By Sarah Mills
LONDON (Reuters) – A letter showing Austrian composer Wolfgang Amadeus Mozart in a “complete panic” over his love life is set to go up for auction at Christie’s in London next month.
Written by the composer in the summer of 1782 the two-page letter shows him asking a close friend for advice following a “misunderstanding” with his soon-to-be mother-in-law. “She’s about to send in the police to retrieve his fiancee with obviously terrible consequences for his reputation,” said Christie’s Head of Books and Manuscripts, Thomas Venning.
“He’s in a complete crisis and rather wonderfully pouring out his heart in a totally unfiltered way.” Mozart wrote a lot of letters during his life, but Venning said it was rare to see one of them at auction, and rare to get this “degree of insight… into his character… and feelings at a pretty crucial moment in his life.”
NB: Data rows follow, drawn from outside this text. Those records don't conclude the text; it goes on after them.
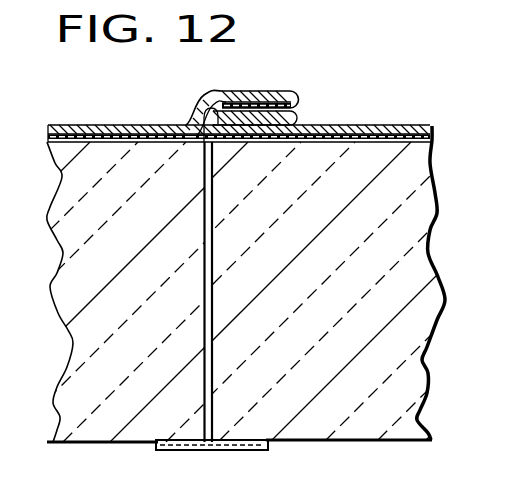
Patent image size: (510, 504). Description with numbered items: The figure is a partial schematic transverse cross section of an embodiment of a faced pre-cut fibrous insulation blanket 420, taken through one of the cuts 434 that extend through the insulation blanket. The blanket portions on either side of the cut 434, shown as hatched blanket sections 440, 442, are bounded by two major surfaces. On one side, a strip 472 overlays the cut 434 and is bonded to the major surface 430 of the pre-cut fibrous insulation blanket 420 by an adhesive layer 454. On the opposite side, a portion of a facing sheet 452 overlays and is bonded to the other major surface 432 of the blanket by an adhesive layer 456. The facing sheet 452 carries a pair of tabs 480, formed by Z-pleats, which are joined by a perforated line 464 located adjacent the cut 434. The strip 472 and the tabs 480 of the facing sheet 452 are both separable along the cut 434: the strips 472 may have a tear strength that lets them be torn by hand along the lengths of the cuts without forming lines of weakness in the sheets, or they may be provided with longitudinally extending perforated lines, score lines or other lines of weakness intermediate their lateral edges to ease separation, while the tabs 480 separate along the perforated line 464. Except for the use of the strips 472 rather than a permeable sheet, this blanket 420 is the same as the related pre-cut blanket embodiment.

The faced pre-cut fibrous insulation blanket 420 is at (385, 92).
The major surface 430 is at (365, 441).
The major surface 432 is at (347, 153).
The cut 434 is at (210, 410).
The core of first panel 440 is at (144, 298).
The core of second panel 442 is at (353, 297).
The facing sheet 452 is at (110, 120).
The adhesive layer 454 is at (170, 440).
The adhesive layer 456 is at (150, 147).
The perforated line 464 is at (292, 112).
The strip 472 is at (236, 455).
The tabs 480 is at (264, 82).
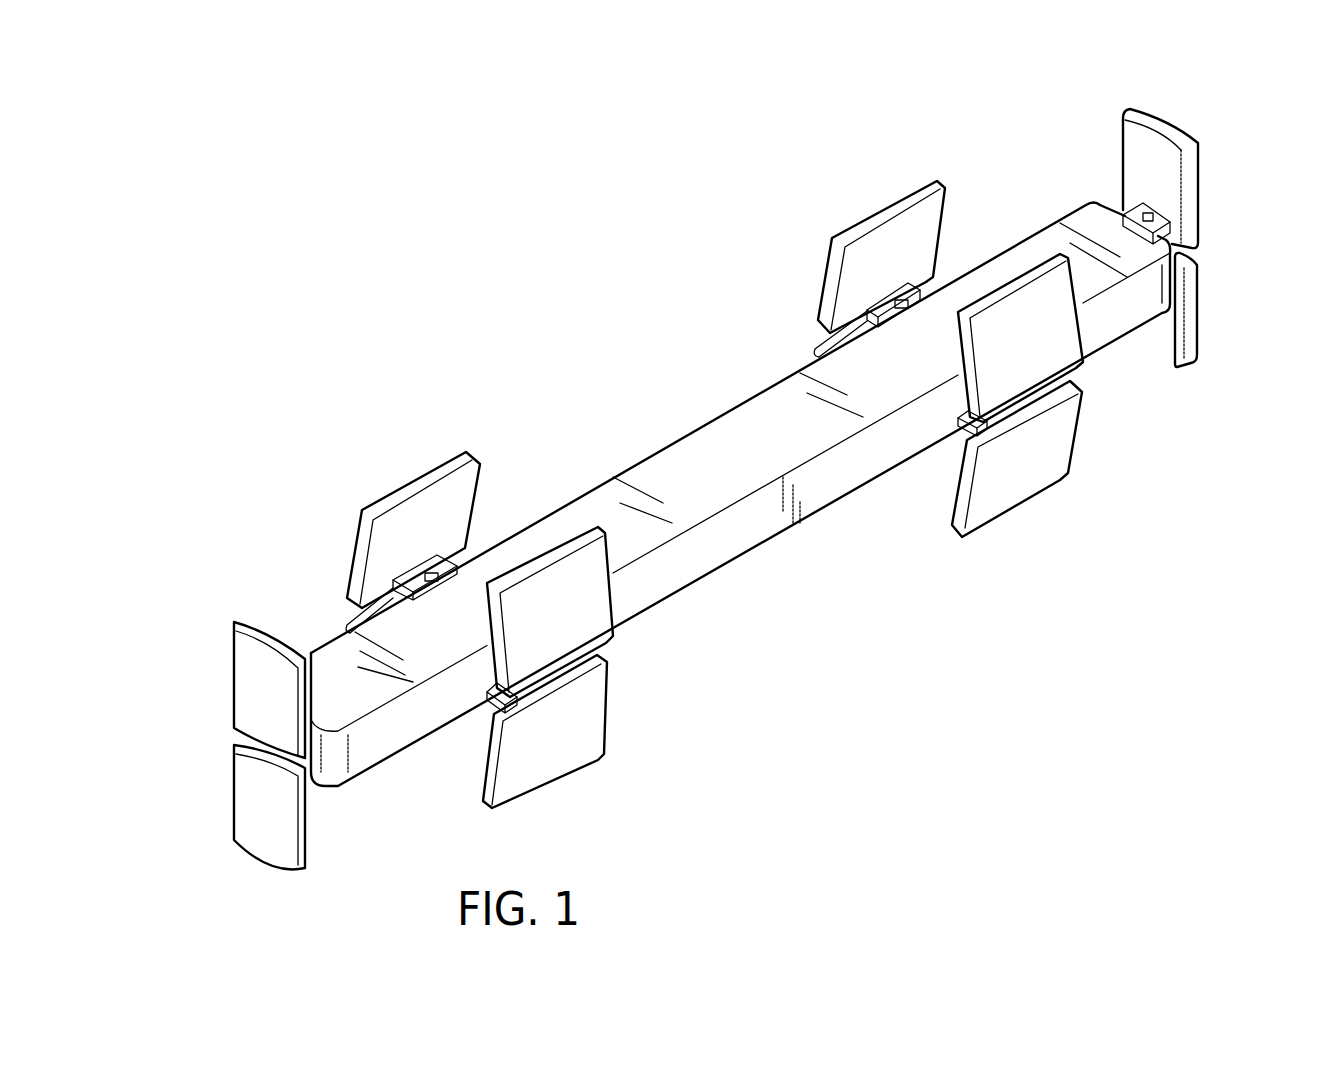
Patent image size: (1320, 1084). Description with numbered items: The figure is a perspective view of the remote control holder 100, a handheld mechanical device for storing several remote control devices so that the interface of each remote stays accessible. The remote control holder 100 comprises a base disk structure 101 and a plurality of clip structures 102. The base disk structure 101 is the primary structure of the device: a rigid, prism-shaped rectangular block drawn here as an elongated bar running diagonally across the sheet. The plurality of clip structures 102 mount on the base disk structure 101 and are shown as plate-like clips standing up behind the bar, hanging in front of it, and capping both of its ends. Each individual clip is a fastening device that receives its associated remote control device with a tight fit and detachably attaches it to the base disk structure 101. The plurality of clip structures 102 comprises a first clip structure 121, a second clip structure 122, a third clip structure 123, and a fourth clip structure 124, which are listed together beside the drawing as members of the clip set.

The remote control holder 100 is at (268, 253).
The base disk structure 101 is at (672, 460).
The plurality of clip structures 102 is at (1234, 713).
The first clip structure 121 is at (520, 590).
The second clip structure 122 is at (1017, 317).
The third clip structure 123 is at (492, 770).
The fourth clip structure 124 is at (1040, 442).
Mozart was 26 years old when he wrote the letter, shortly after he arrived in Vienna. While his career was taking off following the success of his first major opera, his love life was “getting a bit complicated” and he was keen to bring his upcoming marriage to Constanze forward. “He comes from a very strict Catholic background. So the fact that he’s already cohabiting with Constanze, that they’re already sleeping together, he’s sort of throwing caution to the wind,” Venning said. “That kind of liberated nature of the way he’s behaving” in both his private and professional life Venning describes as “refreshing”. “It tells you something about Mozart as a kind of revolutionary figure. He’s someone who isn’t obeying the old rules,” he said. Mozart and Constanze married shortly after the letter was written, and were together until his death in 1791 at the age of 35. The letter is part of Christie’s Classic Week Exceptional Sale in July and is expected to get the highest price for a Mozart letter to date with an estimated worth of between 300,000 pounds and 500,000 pounds ($380,490 and $634,150).